Project Of My Own

Posted on Apr 15, 2020

Michael Pollan is one of my favorite authors. Each of his works follow a similar pattern. Define an overarching theme (gardening, cooking, eating), then define some components, go into the history and practice of each sub component. For example in his work A Place of My Own the overarching theme is architecture and some sub-components are location, design, material, etc. In the section on location he talks about Feng-Shui and energy flow of the earth to find the right spot for his house going into the history of Feng-Shui and providing examples of buildings like Falling Water as ideal locations. In the end its a great example of personal project exploration.

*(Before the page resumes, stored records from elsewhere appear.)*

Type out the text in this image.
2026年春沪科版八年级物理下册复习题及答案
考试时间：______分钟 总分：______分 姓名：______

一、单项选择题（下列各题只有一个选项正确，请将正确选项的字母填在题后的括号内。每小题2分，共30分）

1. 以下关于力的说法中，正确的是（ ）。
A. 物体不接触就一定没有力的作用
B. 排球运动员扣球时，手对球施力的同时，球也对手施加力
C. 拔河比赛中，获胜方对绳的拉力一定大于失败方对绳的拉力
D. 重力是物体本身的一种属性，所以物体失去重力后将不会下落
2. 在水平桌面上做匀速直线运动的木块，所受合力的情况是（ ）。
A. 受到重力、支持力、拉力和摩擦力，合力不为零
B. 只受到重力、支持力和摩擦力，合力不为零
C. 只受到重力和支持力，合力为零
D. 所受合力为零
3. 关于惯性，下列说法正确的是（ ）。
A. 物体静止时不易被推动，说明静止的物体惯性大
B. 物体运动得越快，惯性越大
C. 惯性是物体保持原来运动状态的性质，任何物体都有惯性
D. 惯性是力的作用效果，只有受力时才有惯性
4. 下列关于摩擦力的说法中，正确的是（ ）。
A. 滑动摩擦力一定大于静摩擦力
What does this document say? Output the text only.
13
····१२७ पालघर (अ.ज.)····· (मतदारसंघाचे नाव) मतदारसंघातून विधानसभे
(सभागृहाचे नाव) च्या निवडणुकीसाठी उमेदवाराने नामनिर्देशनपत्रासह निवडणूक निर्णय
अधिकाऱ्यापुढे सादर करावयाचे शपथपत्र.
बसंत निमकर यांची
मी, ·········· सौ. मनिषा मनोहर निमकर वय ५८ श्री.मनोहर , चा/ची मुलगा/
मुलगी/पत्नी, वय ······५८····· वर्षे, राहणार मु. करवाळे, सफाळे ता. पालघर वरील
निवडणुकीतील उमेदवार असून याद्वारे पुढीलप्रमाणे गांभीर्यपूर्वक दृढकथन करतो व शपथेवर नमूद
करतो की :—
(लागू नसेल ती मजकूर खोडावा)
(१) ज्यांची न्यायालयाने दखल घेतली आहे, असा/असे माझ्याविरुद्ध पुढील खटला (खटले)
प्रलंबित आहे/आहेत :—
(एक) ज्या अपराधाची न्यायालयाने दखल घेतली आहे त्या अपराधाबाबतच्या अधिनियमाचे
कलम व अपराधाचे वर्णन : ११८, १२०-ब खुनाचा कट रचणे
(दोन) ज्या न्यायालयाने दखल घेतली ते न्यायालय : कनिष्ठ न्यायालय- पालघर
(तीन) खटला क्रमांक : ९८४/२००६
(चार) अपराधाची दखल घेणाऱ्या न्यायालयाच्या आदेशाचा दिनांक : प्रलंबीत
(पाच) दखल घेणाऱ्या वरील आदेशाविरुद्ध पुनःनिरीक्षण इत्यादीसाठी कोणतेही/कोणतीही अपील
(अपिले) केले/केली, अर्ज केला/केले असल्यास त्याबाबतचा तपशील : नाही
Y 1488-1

This weekend I read an article where the author mentions that “toy projects are meaningless because they aren’t real”. At first I was taken aback, I have a lot of pet projects and I don’t feel that they are meaningless. Slightly insulted I read on and then flipped through my GitHub Account and realized that though many of these projects don’t provide meaning to others they mostly helped me with either understanding a problem or learn something new. In a previous post I mentioned about how I learn a language but to actually understand technologies or problems I do a Michael Pollan approach to programming. I first think of a problem or some area you want to explore, define how it will look and then build it.

I do this a lot with my projects. If I want to learn a new language I tackle a problem I’ve already solved so I’m focused on how the language feels. If I’m exploring new technologies I use a language I know and I try to explore the technology. These projects aren’t useless. They are reference material for future development and tend to build on themselves.

That being said it’s great to find a problem you want to solve and build something to solve it. Having a backlog of both problems and solutions available is great to helping me moving forward. I keep a list of technologies to learn and patterns to try. Understanding their use cases will then help you know if it’s a tool to solve a problem when it arises.

TLDR; don’t build things that don’t mean anything to you, build things that you think are interesting or can help.